Everytime I meet someone, in Japan or anywhere, they always ask me the same question: “Why do you live in Tokyo?”, and everytime I answer “Because I love it”. Usually, what should be the perfect answer because you can’t argue with personal feelings actually triggers another more specific question which I am supposed to answer too. So I create a custom made answer, based on who asked me and how much time I want to spend with this person. The simple answer talks about food, beautiful girls in skirt, tech/geek stuff, beautiful girls in boots, convenience and safety, beautiful girls everywhere… The more elaborate answer is usually more difficult and involves the good and bad of the wa, and the fact that life is difficult here but paradoxically easier too. And sometimes I have a little story to tell. Today, I have a new story:
A couple of weeks ago, I went to Starbucks and bought two very nice Pavina Double Wall Bodum glasses as a birthday present for my friend Nagao. When I opened the box the next day, I discovered it only had one glass in it. Even though I had the receipt and the staff would recognize me, there was no possible way to prove that I didn’t go home, removed one glass from the box, and came back to the shop to have a third one for free. I felt a bit silly that I didn’t check the glasses before I left (at least to make sure that they were not broken). And the perfect impossibility of getting the second glass just puzzled my mind a second, before I gave up and decided to go and buy one more anyway.

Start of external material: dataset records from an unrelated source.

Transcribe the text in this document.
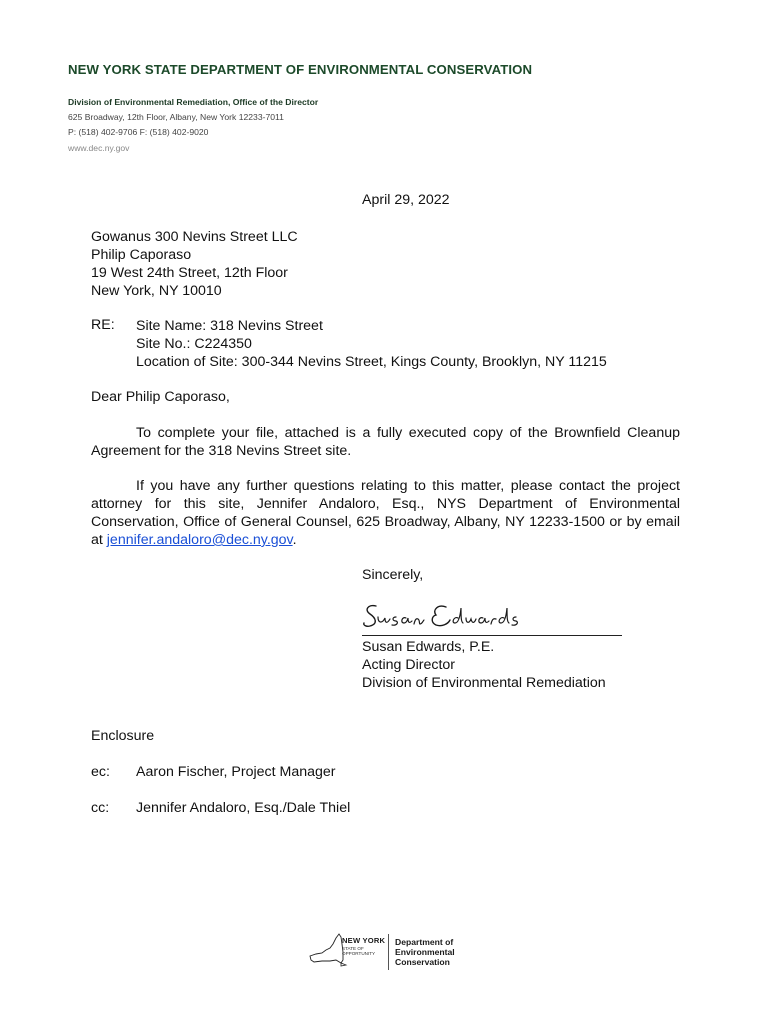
NEW YORK STATE DEPARTMENT OF ENVIRONMENTAL CONSERVATION
Division of Environmental Remediation, Office of the Director
625 Broadway, 12th Floor, Albany, New York 12233-7011
P: (518) 402-9706 F: (518) 402-9020
www.dec.ny.gov
April 29, 2022
Gowanus 300 Nevins Street LLC
Philip Caporaso
19 West 24th Street, 12th Floor
New York, NY 10010
RE: Site Name: 318 Nevins Street
Site No.: C224350
Location of Site: 300-344 Nevins Street, Kings County, Brooklyn, NY 11215
Dear Philip Caporaso,
To complete your file, attached is a fully executed copy of the Brownfield Cleanup Agreement for the 318 Nevins Street site.
If you have any further questions relating to this matter, please contact the project attorney for this site, Jennifer Andaloro, Esq., NYS Department of Environmental Conservation, Office of General Counsel, 625 Broadway, Albany, NY 12233-1500 or by email at jennifer.andaloro@dec.ny.gov.
Sincerely,
Susan Edwards, P.E.
Acting Director
Division of Environmental Remediation
Enclosure
ec: Aaron Fischer, Project Manager
cc: Jennifer Andaloro, Esq./Dale Thiel
NEW YORK
STATE OF
OPPORTUNITY
Department of
Environmental
Conservation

Today, I go to buy the second glass, and I think “this is Japan, I might as well try and see”. What do I risk? I didn’t expect anything, and I really didn’t hope I would get a free glass just because I tell them I am a nice guy. But I took the box and the receipt with me anyway. I show it to the staff guy and explain the situation. He goes to explain it to some manager of his, and the manager asks me to wait a minute. I get a free blend of the day while I wait, and eventually the manager comes and gives me a free glass.
The paranoid gaijin explanation goes along the lines of Japanese being so xenophobic and racist that they would prefer to give me a free glass and get rid of me rather than having a screaming white guy break everything in the shop and throw chairs and Christmas mugs at customers.
My view is simpler and more straight forward: service is important in Japan, and who would go on a scam just for getting one free glass once? Anywhere else in the world, I could have cried and/or shouted, the laws of mathematics would have applied and the burden of the proof would have been my responsibility. Not in Japan.
That, and the beautiful girls everywhere.